Reporter: Pratama Guitarra | Editor: Pratama Guitarra
KONTAN.CO.ID - JAKARTA. Pimpinan Pusat Muhammadiyah menyampaikan edaran tentang tuntunan ibadah dalam kondisi darurat virus corona (Covid-19) sesuai dengan Fatwa Majelis Tarjih dan Tajdid Pimpinan Pusat Muhammadiyah.
Fatwa yang diteken Ketua Umum Muhammadiyah, Haedar Nashir pada 24 Maret 2020 ini menyampaikan, bahwa fenomena penyebaran wabah Covid-19 yang meluas termasuk di Indonesia merupakan pandemic yang mengancam kehidupan manusia.
Oleh karena itu, organisasi islam terbesar di Indonesia ini mengeluarkan 19 poin maklumat darurat Covid-19. Salah satu maklumatnya, yakni poin ke 10 yang menyatakan: Salat Jumat diganti dengan salat Zuhur (empat rakaat) di rumah masing-masing.

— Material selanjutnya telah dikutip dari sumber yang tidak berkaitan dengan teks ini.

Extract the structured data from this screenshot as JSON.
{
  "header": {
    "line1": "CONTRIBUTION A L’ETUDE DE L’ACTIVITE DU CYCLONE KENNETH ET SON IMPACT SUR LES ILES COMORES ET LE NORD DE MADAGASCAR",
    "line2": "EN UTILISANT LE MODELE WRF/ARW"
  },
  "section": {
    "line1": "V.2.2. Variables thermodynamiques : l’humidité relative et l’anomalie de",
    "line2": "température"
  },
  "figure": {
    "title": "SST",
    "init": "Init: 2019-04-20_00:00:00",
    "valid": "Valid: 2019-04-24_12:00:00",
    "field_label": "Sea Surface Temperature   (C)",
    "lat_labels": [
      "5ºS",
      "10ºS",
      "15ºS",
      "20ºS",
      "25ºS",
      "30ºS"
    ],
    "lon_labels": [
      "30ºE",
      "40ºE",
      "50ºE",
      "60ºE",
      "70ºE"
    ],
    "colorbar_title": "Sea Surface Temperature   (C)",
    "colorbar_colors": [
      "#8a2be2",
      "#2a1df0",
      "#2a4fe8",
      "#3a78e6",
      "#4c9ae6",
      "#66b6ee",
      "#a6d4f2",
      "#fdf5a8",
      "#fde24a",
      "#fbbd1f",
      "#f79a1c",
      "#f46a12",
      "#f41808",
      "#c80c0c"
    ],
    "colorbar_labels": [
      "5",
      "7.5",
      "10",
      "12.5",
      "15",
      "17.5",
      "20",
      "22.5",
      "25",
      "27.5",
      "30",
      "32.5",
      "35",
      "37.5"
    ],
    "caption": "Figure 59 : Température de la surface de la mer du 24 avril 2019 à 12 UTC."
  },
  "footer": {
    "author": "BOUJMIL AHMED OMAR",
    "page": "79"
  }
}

Dalam edaran tuntunan itu disebutkan, bahwa Hal tersebut didasarkan kepada keadaan masyaqqah dan juga didasarkan kepada ketentuan dalam hadis berikut bahwa salat Jumat adalah kewajiban pokok, dan mafhumnya salat Zuhur adalah kewajiban pengganti (Ini juga adalah kaul jadid Imam asy-Syāfiʻī).

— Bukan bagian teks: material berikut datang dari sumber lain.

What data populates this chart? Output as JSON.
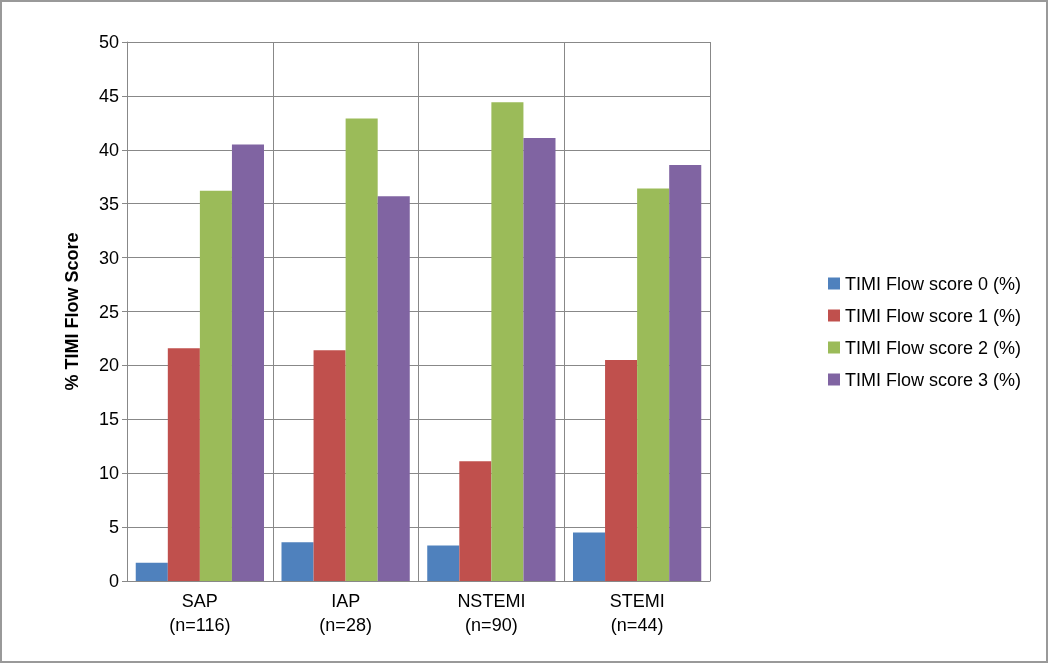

Dalam kaidah fikih dinyatakan "Apabila yang pokok tidak dapat dilaksanakan, maka beralih kepada pengganti (Syarḥ Manẓūmat al-Qawāʻid al-Fiqhiyyah)," Terang edaran tersebut.

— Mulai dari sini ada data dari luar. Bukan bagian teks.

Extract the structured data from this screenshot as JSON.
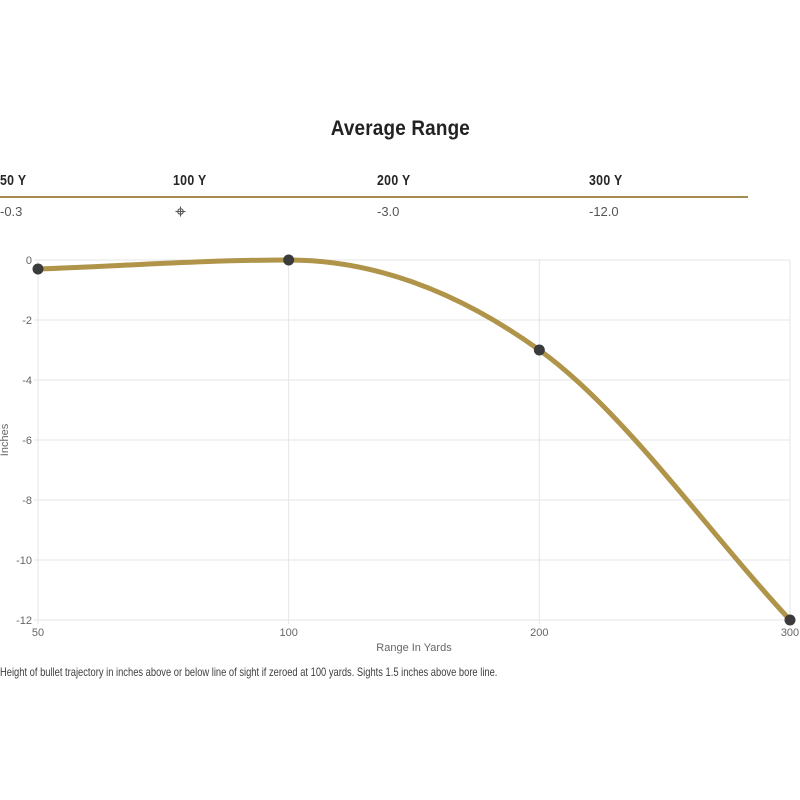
{
  "title": "Average Range",
  "summary_table": {
    "columns": [
      {
        "label": "50 Y",
        "value": "-0.3"
      },
      {
        "label": "100 Y",
        "value": "",
        "icon": "crosshair"
      },
      {
        "label": "200 Y",
        "value": "-3.0"
      },
      {
        "label": "300 Y",
        "value": "-12.0"
      }
    ],
    "rule_color": "#a58c4e"
  },
  "chart_data": {
    "type": "line",
    "title": "Average Range",
    "categories": [
      "50",
      "100",
      "200",
      "300"
    ],
    "x": [
      50,
      100,
      200,
      300
    ],
    "series": [
      {
        "name": "Average Range",
        "values": [
          -0.3,
          0,
          -3.0,
          -12.0
        ]
      }
    ],
    "xlabel": "Range In Yards",
    "ylabel": "Inches",
    "ylim": [
      -12,
      0
    ],
    "yticks": [
      0,
      -2,
      -4,
      -6,
      -8,
      -10,
      -12
    ],
    "grid": true,
    "legend": "none",
    "line_color": "#af9449",
    "point_color": "#3b3b3b",
    "grid_color": "#e6e6e6",
    "tick_color": "#666666"
  },
  "footer": "Height of bullet trajectory in inches above or below line of sight if zeroed at 100 yards. Sights 1.5 inches above bore line."
}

Baca Juga: Wapres minta MUI buat fatwa salat tanpa berwudu bagi tenaga medis yang tangani corona
Berdasarkan kaidah ini, karena salat Jumat sebagai kewajiban pokok tidak dapat dilakukan, maka beralih kepada kewajiban pengganti, yaitu salat Zuhur empat rakaat yang dikerjakan di rumah masing-masing.
Peralihan kepada kewajiban pengganti ini salat Zuhur dapat didasarkan kepada mafhūm aulā (argumentum a minore ad maius) dari hadis berikut. Mafhūm aulā (argumentum a minore ad maius) menyatakan bahwa apabila suatu hal masyaqqah yang lebih ringan dapat membenarkan tidak melakukan suatu yang wajib, maka hal masyaqqah yang lebih berat tentu lebih dapat lagi membenarkan tidak melakukan yang wajib itu.
Hadis dimaksud adalah, dari Abdullāh Ibn ‘Abbās (diriwayatkan) bahwa ia mengatakan kepada muazinnya di suatu hari yang penuh hujan: "Jika engkau sudah mengumandangkan asyhadu an lā ilāha illallāh (aku bersaksi bahwa tiada Tuhan selain Allah), asyhadu anna muḥammadan rasūlullāh (aku bersaksi bahwa Muhammad utusan Allah), maka jangan ucapkan hayya ‘alaṣ-ṣalāh (kemarilah untuk salat), namun ucapkan ṣallū fī buyūtikum (salatlah kalian di rumah masing-masing)," Terang hadis itu.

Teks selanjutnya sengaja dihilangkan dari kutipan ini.